Saya terkejut luar biasa saat mengajak 6 orang Kuwait, Satu orang Amerika dan satu orang lagi dari UK ke Indonesia beberapa hari lalu. Apa yang sering kita lihat dan lakukan sehari hari di tanah air,  apa yang biasanya kita anggap biasa dan malah terkadang menganggap remeh ternyata dimata Arab menjadi sesuatu yang luar biasa. Total dua minggu  saja mereka saya ajak keliling Jakarta dan Bali. Inilah hal hal remeh temeh yang perlu dilestarikan di tanah air agar lebih banyak lagi turis Arab datang ke Indonesia.

OJEG PAYUNG
Ngojeg Payung
Keluar Dari Hotel

Saat pertama kali mendarat di Ngurah Rai Airport, hujan rintik rintik. Menuju ke Taxi, langsung disodori payung oleh beberapa anak kecil. Belum ada komentar saat menerima payung pertama kali. Begitu tiba dihotel, disambut payung lagi oleh beberapa anak dan terdengar suara kaget dan heran, ‘Kenapa mereka hujan hujanan setelah memberikan payungnya ?’. Setelah saya beri penjelasan sedikit mereka langsung tahu, ‘Wow, we like a Queen, this is a real world class services’. Langsung ngasih tip Rp 100.000, mereka nggak tahu tip sebesar itu terlalu banyak atau tidak, kalau hati  seneng, Rp 100 ribu per payung rasanya jadi nggak berarti sama sekali. Setelah itu kemana mana rombongan Arab ini tidak pernah terlihat tanpa membawa Payung Sewaan.

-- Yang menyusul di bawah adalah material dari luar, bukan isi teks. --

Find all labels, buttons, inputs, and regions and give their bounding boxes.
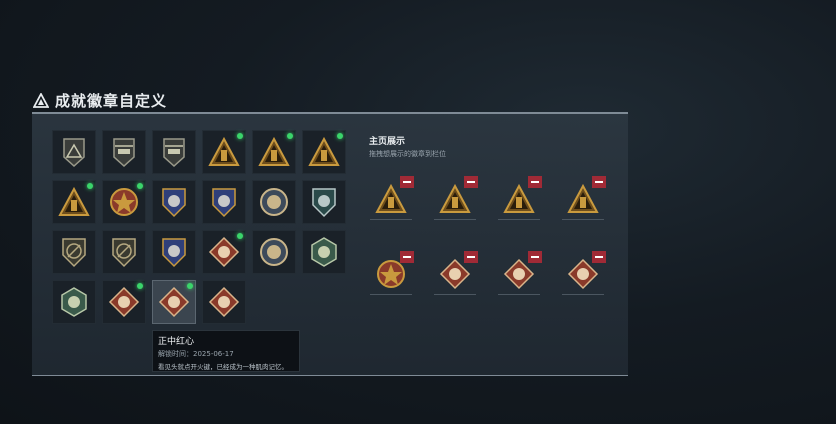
badge-slot[interactable] <box>102 280 146 324</box>
new-indicator-dot <box>87 183 93 189</box>
badge-slot[interactable] <box>152 230 196 274</box>
minus-icon <box>595 181 603 183</box>
showcase-slot[interactable] <box>370 176 414 220</box>
blue-star-shield-badge-icon <box>162 188 186 218</box>
new-indicator-dot <box>237 233 243 239</box>
new-indicator-dot <box>187 283 193 289</box>
remove-badge-button[interactable] <box>528 176 542 188</box>
showcase-slot[interactable] <box>370 251 414 295</box>
new-indicator-dot <box>287 133 293 139</box>
showcase-subtitle: 拖拽想展示的徽章到栏位 <box>369 150 446 158</box>
eagle-shield-badge-icon <box>212 188 236 218</box>
showcase-slot[interactable] <box>562 176 606 220</box>
tooltip-badge-name: 正中红心 <box>158 337 195 347</box>
achievement-triangle-icon <box>33 92 49 108</box>
remove-badge-button[interactable] <box>592 176 606 188</box>
badge-slot[interactable] <box>152 280 196 324</box>
badge-slot[interactable] <box>202 180 246 224</box>
badge-slot[interactable] <box>202 280 246 324</box>
badge-slot[interactable] <box>302 130 346 174</box>
remove-badge-button[interactable] <box>464 251 478 263</box>
minus-icon <box>403 181 411 183</box>
showcase-header: 主页展示 拖拽想展示的徽章到栏位 <box>369 134 446 159</box>
showcase-slot[interactable] <box>562 251 606 295</box>
showcase-slot[interactable] <box>434 251 478 295</box>
dragon-diamond-selected-badge-icon <box>158 286 190 318</box>
green-hex-gun-badge-icon <box>61 287 87 317</box>
badge-panel: 主页展示 拖拽想展示的徽章到栏位 正中红心 解锁时间：2025-06-17 看见… <box>32 112 628 376</box>
remove-badge-button[interactable] <box>400 176 414 188</box>
new-indicator-dot <box>237 133 243 139</box>
minus-icon <box>467 256 475 258</box>
page-title: 成就徽章自定义 <box>55 92 168 110</box>
badge-slot[interactable] <box>102 180 146 224</box>
remove-badge-button[interactable] <box>464 176 478 188</box>
badge-slot[interactable] <box>52 180 96 224</box>
new-indicator-dot <box>137 183 143 189</box>
triangle-rank-badge-icon <box>63 138 85 168</box>
badge-grid <box>52 130 346 324</box>
page-header: 成就徽章自定义 <box>33 90 167 111</box>
green-hex-dragon-badge-icon <box>311 237 337 267</box>
badge-slot[interactable] <box>252 180 296 224</box>
new-indicator-dot <box>337 133 343 139</box>
badge-slot[interactable] <box>202 230 246 274</box>
badge-slot[interactable] <box>52 130 96 174</box>
badge-slot[interactable] <box>102 130 146 174</box>
badge-slot[interactable] <box>52 280 96 324</box>
jet-shield-badge-icon <box>163 138 185 168</box>
navy-eagle-shield-badge-icon <box>162 238 186 268</box>
soldier-diamond-badge-icon <box>208 286 240 318</box>
minus-icon <box>467 181 475 183</box>
badge-tooltip: 正中红心 解锁时间：2025-06-17 看见头就点开火键，已经成为一种肌肉记忆… <box>152 330 300 372</box>
gold-triangle-artillery-badge-icon <box>58 186 90 216</box>
star-medal-badge-icon <box>110 188 138 216</box>
badge-slot[interactable] <box>152 130 196 174</box>
showcase-slot[interactable] <box>498 176 542 220</box>
badge-slot[interactable] <box>202 130 246 174</box>
helicopter-badge-icon <box>113 138 135 168</box>
rifle-shield-badge-icon <box>62 238 86 268</box>
gold-triangle-pillar-badge-icon <box>208 136 240 166</box>
badge-slot[interactable] <box>52 230 96 274</box>
eagle-circle-badge-icon <box>260 238 288 266</box>
showcase-slot[interactable] <box>498 251 542 295</box>
green-shield-wing-badge-icon <box>312 188 336 218</box>
badge-slot[interactable] <box>302 180 346 224</box>
badge-slot[interactable] <box>302 230 346 274</box>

Terkesan Saat Disambut Payung
Di Kuta Bali – Like A Queen, World Class Services

NAIK ANGKOT

Bergelantungan Kayak Gini
Yang Bikin Wisatawan Kangen

Angkot di Bali warna warni dan berwarna cerah. Bukan warna warninya yang jadi keinginan Arab untuk mencoba naik angkot, tetapi ingin merasakan bergelantungan di pintu. Kenek angkot Bali sangat tahu sekali keinginan wisatawan, diberi dua pilihan duduk manis didalam atau bergelantungan bersama kenek. Namanya saja remaja, tentu pilihan terakhir yang dipilih. Pulang kembali ke Hotel, rombongan Arab sudah fasih sekali menirukan apapun yang diucapkan si kenek. ‘Denpasar…. Suci……Kuta… Tariiiiikkkk !’. Suatu pengalaman kerja luar biasa, ‘Ngenek’ yang tidak mungkin bisa didapat dinegara manapun didunia. Suatu bukti nyata betapa cerdas bangsa Indonesia, begitu keneknya berganti Arab, semua penumpang segan meminta uang kembalian.

Warna Warni
Wisatawan Mana Yang Tidak Ingin Mencoba

MONYET DAN KEBUN BINATANG

Ya Ampun, Jauh Jauh
Cuma Cari Monyet

Masih di Kuwait, belum berangkat ke Indonesia, rewelnya sudah terasa. Diajak berunding menentukan tujuan wisata di Indonesia sudah nggak bisa lagi. Nggak bisa ditekuk sedikitpun, pokoknya mau melihat monyet, orang utan, gajah dan harimau. Celaka, dua minggu di Indonesia banyak terbuang di Taman Safari Bogor, Bali Zoo, Monkey Forest Ubud, Sangeh dan Alas Kedaton saja. Di depan Mall Ambasador Jakarta sempat ketemu Topeng Monyet yang beberapa bulan lalu diusir Gubernur DKI Jokowi. Berhenti sebentar lalu ‘Jepret’, ngambil photo berdua dengan Sarimin. Tiba kembali di Kuwait, bangganya bukan main bisa berphoto dengan harimau jinak, orang utan jinak, naik gajah dan juga bercerita tentang nasib ‘Sarimin‘ di Jakarta. Semua orang diceritain dan ditunjukin photo, cara bicaranya heroik sekali  seolah olah sedang bergulat dengan harimau.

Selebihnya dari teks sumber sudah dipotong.